Der gesetzliche Rahmen ist ein Aspekt, eine ganz andere Frage sind die gesundheitlichen Auswirkungen von Cannabis. „Wenn Leute mit problematischem Konsum zu uns kommen, sind das in der Regel jüngere Leute. Das sind auch in der Regel dann Menschen, die sehr früh angefangen haben zu konsumieren“, erzählt Carolin Scheliga aus ihrer beruflichen Praxis.

Häufig haben die Betroffenen ihren Erfahrungen nach schon in sehr jungen Teenager-Jahren begonnen, Cannabis regelmäßig, nicht selten sogar täglich zu konsumieren. Die Folgen sind oft, „dass dann halt viele Sachen nicht mehr funktionieren, so wie Schule, Freunde, Sportverein, solche Sachen, die treten dann in den Hintergrund.“

Mit einem Informationsabend wollen die ASL, die Gemeinden Amel, Büllingen und Bütgenbach mit Unterstützung des Rotary Clubs Eupen und St. Vith und der Polizeizone Eifel aufklären.

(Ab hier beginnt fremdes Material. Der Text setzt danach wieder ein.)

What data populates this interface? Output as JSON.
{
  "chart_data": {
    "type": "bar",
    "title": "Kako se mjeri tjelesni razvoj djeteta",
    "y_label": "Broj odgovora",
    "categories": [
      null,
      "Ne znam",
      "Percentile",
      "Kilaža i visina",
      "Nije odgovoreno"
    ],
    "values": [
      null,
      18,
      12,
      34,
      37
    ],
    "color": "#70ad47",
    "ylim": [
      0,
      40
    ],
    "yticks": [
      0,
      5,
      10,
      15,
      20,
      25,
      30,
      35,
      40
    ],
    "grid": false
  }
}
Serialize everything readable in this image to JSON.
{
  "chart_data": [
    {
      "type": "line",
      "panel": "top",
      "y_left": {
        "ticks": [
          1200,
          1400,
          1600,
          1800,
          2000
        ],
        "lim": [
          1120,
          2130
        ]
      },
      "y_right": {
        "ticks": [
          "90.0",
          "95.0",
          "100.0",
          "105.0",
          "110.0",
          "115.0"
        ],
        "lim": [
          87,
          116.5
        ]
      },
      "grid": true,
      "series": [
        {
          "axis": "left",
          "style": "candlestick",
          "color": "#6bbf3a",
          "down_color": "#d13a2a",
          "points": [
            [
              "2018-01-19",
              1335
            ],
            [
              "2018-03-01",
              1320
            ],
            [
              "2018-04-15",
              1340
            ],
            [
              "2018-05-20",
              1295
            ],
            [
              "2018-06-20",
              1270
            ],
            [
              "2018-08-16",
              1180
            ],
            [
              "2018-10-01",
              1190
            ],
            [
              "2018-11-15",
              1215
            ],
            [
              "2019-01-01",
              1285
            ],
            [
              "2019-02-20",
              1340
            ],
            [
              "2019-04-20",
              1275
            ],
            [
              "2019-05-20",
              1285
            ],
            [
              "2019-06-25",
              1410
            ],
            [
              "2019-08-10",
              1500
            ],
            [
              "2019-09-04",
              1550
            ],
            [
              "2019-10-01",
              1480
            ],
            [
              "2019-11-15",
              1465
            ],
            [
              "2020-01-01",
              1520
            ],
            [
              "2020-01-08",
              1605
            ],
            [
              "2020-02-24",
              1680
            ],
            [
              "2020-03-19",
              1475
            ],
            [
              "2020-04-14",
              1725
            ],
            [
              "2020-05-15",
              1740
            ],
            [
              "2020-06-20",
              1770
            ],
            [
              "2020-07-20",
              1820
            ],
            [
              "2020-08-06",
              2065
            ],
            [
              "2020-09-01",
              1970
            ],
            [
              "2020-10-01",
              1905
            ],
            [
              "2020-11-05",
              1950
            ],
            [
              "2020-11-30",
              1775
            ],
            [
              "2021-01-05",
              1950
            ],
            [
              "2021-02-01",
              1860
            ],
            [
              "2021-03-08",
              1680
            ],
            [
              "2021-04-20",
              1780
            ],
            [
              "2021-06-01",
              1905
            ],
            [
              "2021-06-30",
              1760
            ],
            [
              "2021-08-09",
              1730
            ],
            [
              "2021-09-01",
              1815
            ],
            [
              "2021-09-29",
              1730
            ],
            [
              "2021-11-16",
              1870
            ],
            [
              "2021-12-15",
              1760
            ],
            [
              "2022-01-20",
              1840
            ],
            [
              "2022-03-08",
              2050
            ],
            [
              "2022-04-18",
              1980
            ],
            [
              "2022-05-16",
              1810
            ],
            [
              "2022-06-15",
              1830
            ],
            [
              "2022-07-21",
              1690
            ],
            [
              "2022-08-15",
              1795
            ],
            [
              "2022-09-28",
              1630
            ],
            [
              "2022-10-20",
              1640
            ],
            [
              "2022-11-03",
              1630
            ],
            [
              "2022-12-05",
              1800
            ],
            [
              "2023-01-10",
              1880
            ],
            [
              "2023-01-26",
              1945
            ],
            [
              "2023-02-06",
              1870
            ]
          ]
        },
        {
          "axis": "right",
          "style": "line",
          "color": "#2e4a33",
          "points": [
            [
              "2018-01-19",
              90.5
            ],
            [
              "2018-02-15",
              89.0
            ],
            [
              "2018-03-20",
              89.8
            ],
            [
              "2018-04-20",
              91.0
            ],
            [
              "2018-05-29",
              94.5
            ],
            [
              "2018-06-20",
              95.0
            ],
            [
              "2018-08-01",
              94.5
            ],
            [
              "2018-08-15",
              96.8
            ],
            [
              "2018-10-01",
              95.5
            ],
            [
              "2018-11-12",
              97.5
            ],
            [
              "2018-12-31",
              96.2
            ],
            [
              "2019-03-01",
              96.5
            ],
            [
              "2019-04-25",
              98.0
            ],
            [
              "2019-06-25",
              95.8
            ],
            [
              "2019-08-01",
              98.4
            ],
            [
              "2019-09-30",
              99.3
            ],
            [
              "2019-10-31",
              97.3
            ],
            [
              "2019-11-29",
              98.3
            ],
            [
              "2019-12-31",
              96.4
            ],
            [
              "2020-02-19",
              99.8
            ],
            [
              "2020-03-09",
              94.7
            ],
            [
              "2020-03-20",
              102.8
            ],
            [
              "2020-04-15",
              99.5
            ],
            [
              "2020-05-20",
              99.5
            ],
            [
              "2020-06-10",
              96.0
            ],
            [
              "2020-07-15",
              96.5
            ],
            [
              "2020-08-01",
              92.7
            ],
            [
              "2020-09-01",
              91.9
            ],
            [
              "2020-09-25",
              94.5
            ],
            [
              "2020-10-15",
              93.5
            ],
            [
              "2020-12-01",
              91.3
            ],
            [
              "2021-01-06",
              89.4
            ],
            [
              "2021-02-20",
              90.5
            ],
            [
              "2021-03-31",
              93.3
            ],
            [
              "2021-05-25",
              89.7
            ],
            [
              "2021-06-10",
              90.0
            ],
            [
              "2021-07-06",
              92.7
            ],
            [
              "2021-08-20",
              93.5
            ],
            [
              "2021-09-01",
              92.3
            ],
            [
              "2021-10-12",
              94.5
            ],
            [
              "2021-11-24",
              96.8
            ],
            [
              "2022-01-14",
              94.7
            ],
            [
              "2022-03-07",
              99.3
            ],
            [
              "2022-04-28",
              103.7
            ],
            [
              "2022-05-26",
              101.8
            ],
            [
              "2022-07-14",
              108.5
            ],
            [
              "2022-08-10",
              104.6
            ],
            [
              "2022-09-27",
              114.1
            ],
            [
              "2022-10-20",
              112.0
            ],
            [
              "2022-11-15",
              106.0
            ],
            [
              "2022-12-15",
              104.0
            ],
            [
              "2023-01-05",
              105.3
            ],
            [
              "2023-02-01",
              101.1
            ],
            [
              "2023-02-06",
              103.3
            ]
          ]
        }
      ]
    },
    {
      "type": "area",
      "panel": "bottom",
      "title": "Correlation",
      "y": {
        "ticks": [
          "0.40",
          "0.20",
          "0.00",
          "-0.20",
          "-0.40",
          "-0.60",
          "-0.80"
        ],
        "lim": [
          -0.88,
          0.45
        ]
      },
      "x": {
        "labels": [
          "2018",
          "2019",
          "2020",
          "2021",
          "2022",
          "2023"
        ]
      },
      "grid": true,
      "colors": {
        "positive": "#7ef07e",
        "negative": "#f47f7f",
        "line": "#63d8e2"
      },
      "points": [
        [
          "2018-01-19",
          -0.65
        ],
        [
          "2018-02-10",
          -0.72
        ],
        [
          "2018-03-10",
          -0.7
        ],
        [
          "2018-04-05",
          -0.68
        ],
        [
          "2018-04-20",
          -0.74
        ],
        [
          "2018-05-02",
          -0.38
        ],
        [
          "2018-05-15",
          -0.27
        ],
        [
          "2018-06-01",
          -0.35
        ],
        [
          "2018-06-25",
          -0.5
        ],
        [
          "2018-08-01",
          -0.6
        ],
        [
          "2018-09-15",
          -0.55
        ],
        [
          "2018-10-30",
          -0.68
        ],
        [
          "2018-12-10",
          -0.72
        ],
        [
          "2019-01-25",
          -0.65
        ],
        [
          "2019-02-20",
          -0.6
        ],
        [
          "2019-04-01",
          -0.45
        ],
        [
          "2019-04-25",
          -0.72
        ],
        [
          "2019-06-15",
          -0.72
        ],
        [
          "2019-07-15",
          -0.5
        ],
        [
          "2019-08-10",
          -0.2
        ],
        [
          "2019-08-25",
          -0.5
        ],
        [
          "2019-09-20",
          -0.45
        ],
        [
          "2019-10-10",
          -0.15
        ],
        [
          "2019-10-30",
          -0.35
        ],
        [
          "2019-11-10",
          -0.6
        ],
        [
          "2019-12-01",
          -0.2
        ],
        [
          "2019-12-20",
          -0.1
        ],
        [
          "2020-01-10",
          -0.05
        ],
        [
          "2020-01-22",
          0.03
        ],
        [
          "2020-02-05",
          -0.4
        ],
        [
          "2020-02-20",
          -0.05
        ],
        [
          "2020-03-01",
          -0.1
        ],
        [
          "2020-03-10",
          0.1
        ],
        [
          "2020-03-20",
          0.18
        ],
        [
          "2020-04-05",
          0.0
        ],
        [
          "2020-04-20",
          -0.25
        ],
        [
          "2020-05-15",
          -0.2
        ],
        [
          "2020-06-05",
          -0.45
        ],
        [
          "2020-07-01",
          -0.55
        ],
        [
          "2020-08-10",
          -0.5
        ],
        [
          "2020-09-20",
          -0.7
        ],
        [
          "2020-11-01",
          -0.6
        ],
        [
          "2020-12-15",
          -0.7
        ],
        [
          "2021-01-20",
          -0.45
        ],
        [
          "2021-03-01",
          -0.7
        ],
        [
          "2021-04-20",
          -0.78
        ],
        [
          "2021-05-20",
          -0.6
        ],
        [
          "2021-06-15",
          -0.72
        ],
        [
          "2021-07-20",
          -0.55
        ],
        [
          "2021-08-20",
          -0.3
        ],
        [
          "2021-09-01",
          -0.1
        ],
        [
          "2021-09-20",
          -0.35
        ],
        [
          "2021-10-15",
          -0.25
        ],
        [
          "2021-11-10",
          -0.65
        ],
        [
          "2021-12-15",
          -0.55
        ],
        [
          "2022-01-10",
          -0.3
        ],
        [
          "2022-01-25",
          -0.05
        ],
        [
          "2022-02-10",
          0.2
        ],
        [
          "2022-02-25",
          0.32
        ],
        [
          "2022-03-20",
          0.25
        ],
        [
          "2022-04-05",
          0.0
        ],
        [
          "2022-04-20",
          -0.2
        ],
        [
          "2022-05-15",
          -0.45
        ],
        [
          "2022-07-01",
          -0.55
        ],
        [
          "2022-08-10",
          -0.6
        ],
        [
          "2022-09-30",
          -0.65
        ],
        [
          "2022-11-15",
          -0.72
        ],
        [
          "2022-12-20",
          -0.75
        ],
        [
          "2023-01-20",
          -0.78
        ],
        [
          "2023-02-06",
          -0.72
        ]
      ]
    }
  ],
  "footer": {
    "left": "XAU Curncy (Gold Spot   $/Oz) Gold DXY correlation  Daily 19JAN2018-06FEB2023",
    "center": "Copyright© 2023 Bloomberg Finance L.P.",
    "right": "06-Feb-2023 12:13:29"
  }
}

Jeder, der sich für das Thema interessiert, ist zu dieser Veranstaltung eingeladen am Mittwoch, 7. Dezember 2022 ab 19:30 Uhr in der Aula der Gemeindeschule Bütgenbach, Wirtzfelder Weg 6. Eine Anmeldung ist nicht erforderlich, der Eintritt ist frei.

js/sh

3 Kommentare
  1. Manz Ingrid

    Zuallererst wäre es mal wichtig, zu entkriminalisieren, es kann nicht sein, das diese Menschen juristisch verfolgt werden und andere saufen sich die Hucke voll, und das findet jeder hier normal. Wichtig ist, daß die jungen Leute geschützt werden, und Aufklärung ist angeraten, aber das wäre beim Alkoholkonsum auch allerhöchste Zeit. Und es ist ja nicht so, das wenn es legalisiert wird, das dann jeder mit Kiffen anfangen soll. Hab noch nie gekifft, und werde es auch nie, bin aber 100 %für die Legalisierung

  2. Valentina Lentz

    Das stimmt so nicht ganz. Die Niederlande haben keine Erfahrung mit der Legalisierung sondern mit der Entkriminalisierung. Konsum und Besitz bis 5g sind entkriminalisiert, Anbau und Verkauf weiterhin illegal und in Form der Coffeeshops lediglich durch Einhaltung verschiedener „Toleranzkriterien“ akzeptiert. Eine höchst seltsame Regelung, die über die Jahre zu nichts anderem geführt hat, als dass der Schwarzmarkt über eine offizielle Ladentheke agieren kann. Von Qualitätskontrolle, Gesundheitsschutz und natürlich Eindämmung des Schwarzmarktes keine Spur. Unter anderem deswegen möchte Deutschland diesen Fehler nicht wiederholen und das Ganze ordentlich regulieren. Übrigens sind die Niederlande selbst auch bereits auf dem Weg zu testen, wie man das ganze zukünftig mit einer sicheren, geschlossenen Lieferkette bewerkstelligen kann.

  3. Andrea Fasch

    Eine legale, gesicherte Lieferkette. Eine Legalisierung des persönlichen Verbrauchs. Ein kleinflaechiger Eigenanbau für den Privaten Verbrauch. Das sind die Wichtigsten Punkte.
    Daneben ist eine gute Suchtprevention extrem wichtig. Denn nur Menschen, die ein geringes Suchtpotential haben, können Rausch Mittel aller Art, von Tabletten zu Zigaretten, Glücksspiel, Alkohol, Autorennen, Fußball, Cannabis… Genießen ohne einer Sucht zu verfallen. Denn sein Wir ehrlich: Tabletten gegen Depressionen, ein Droepsche, ein Joint, ein Glas Wein… Für einen ist es einmal die Aufgabe der Selbstkontrolle, für den anderen der Stadt in eine Sucht Karriere.